Feline: 0.03125 to 0.125 mg by intravenous, intramuscular or subcutaneous injection. If necessary, the dose may be repeated. With chronic conditions, the preceding injectable doses may be used and oral maintenance therapy with flumethasone tablets instituted at a daily dosage of 0.03125 to 0.125 mg.
NOTE: The use of a microsyringe or standard tuberculin syringe may facilitate the accurate
administration of small amounts of the drug.
If desired, therapy with Bimasone may be substituted for other corticoids by the appropriate adjustment of dose levels.
PRECAUTIONS
The usual precautions and contraindications for adrenocorticoid hormones are applicable with this compound. The close observation of animals under treatment with this drug is necessary, since the usual signs of adrenocorticoid overdosage which include sodium retention, potassium loss, fluid retention, weight gain, etc., may not be readily observed.
Use of corticosteroids depending on dose duration and specific steroid may result in inhibition of endogenous steroid production following drug withdrawal. In patients presently receiving or recently withdrawn from systemic steroid treatments, therapy with a rapidly acting corticosteroid should be considered in unusually stressful situations.

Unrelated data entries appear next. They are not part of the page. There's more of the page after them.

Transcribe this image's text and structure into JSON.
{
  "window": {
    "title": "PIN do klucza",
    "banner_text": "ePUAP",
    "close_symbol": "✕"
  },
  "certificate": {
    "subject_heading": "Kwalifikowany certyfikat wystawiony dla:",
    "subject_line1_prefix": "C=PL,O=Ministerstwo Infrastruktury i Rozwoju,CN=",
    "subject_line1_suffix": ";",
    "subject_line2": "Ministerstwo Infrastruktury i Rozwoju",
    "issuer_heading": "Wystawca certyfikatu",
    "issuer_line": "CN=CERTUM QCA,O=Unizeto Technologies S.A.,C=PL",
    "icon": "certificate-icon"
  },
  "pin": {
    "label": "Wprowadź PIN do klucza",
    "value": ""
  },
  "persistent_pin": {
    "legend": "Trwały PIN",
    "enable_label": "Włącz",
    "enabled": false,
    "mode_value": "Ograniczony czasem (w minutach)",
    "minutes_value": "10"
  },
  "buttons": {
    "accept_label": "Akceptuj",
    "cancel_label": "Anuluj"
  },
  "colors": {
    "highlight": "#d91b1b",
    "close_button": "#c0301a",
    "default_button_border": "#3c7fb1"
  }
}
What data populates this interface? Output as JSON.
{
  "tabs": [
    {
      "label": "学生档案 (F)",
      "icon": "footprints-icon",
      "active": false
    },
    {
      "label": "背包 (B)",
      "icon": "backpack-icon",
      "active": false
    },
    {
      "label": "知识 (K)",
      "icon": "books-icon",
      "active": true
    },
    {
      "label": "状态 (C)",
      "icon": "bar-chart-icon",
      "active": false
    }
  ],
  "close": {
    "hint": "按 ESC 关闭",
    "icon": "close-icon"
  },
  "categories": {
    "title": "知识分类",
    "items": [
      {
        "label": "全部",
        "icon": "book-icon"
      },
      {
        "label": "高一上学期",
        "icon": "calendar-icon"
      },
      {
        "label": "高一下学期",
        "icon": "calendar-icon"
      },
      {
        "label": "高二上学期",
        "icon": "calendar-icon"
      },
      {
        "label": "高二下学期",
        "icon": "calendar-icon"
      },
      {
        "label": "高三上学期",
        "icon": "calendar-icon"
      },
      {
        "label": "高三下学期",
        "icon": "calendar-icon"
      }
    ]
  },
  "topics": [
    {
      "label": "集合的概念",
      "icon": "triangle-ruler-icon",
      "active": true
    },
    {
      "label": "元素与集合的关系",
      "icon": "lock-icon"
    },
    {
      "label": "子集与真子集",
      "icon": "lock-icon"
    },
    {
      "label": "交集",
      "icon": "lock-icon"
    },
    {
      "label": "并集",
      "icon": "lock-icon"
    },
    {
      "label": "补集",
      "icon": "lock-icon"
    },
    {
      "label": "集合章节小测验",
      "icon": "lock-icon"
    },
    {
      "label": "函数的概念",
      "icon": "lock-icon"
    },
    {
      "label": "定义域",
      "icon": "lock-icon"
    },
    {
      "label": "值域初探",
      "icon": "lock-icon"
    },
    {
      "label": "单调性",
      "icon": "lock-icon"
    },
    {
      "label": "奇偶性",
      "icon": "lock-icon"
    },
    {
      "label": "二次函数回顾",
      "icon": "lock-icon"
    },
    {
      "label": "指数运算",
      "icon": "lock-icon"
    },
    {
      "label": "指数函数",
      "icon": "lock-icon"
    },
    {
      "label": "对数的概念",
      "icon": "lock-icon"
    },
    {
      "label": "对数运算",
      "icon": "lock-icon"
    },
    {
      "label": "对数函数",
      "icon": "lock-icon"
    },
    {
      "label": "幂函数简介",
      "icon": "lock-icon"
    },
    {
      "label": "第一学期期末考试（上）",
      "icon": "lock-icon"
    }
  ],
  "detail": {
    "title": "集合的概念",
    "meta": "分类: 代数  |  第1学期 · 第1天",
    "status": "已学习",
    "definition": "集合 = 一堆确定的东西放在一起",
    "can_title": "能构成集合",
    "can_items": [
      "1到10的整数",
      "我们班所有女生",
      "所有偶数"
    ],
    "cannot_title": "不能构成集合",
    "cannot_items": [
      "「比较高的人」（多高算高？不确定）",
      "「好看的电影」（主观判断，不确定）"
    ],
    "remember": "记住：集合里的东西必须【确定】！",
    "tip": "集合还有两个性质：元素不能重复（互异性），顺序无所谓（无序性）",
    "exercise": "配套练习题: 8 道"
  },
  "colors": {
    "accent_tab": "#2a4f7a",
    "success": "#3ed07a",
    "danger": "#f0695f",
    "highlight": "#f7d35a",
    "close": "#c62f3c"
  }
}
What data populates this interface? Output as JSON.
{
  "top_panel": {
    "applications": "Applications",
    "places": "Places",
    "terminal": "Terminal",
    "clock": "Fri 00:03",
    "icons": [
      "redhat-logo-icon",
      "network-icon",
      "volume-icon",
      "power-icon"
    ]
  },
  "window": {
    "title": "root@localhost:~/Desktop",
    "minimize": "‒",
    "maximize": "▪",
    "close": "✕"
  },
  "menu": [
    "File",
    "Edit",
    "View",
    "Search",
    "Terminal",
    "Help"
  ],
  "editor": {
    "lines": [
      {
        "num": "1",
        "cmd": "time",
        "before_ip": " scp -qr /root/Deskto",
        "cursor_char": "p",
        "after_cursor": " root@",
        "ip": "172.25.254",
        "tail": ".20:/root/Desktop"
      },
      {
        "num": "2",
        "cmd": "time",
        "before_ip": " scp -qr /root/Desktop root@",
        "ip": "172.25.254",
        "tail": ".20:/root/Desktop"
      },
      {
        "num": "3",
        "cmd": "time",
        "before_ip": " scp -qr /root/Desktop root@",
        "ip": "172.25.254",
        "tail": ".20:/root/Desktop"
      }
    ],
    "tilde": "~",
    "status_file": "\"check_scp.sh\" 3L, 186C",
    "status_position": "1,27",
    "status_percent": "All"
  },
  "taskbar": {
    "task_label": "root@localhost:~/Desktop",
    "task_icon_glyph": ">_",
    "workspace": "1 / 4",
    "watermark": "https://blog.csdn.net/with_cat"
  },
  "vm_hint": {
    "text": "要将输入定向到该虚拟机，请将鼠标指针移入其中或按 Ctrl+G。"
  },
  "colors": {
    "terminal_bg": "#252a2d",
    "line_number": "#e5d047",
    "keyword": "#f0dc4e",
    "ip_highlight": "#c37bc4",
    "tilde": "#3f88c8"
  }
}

Experimentally, it has been demonstrated that corticosteroids especially at high dose levels may result in delayed wound healing. An increase in the incidence of osteoporosis may be noted, mainly in the elderly, with the prolonged use of these compounds. Their use in older dogs and cats, during the healing stages of a bone fracture is not indicated for this reason. The intra-articular injection in leg injuries of the horse may produce osseous metaplasia.
If side effects occur, the veterinarian should be prepared to take the necessary steps to correct them, which consist of temporarily discontinuing therapy with the drug until the side effects disappear, when therapy may be resumed at a lower dose level.
When long-term therapy with corticosteroids is used, as is necessary on occasion in the dog and cat, the dose should be individually adjusted so that the minimum maintenance dose (which will keep the condition being treated under control) is desirable. In dogs and cats on long-term therapy with these drugs, a protein-rich diet is useful to counteract nitrogen loss if it should occur.
Similarly, a small amount of potassium chloride daily in the diet will counteract excessive potassium loss if this is present. Some natural dietary sources of potassium include dry nonfat milk solids, citrus juice, bran flakes, meat, fish and light cane molasses.
Bimasone may be administered to animals with bacterial diseases provided that specific and appropriate antibacterial therapy with antibiotic is administered simultaneously. In the absence of specific concomitant antimicrobial therapy, the prolonged use of corticosteroids is likely to lead to the spread of pathogenic microorganisms. The use of corticosteroids in such situations is not indicated. It should be borne in mind that flumethasone, like cortisone, through its anti-inflammatory action, may mask the usual signs of an infection such as pyrexia, inappetence, lassitude, etc. In the course of therapy with Bimasone, should the question of determining the presence of an infectious disease arise, the drug should be withheld temporarily until a diagnosis or rediagnosis establishes the facts.
SIDE EFFECTS
Side effects such as SAP and SGPT(ALT) enzyme elevations, weight loss, anorexia, polydipsia and polyuria
have occurred following parenteral or systemic use of synthetic corticosteroids. In dogs, vomiting and diarrhea, and Cushing's syndrome have been reported in association with prolonged or repeated steroid therapy.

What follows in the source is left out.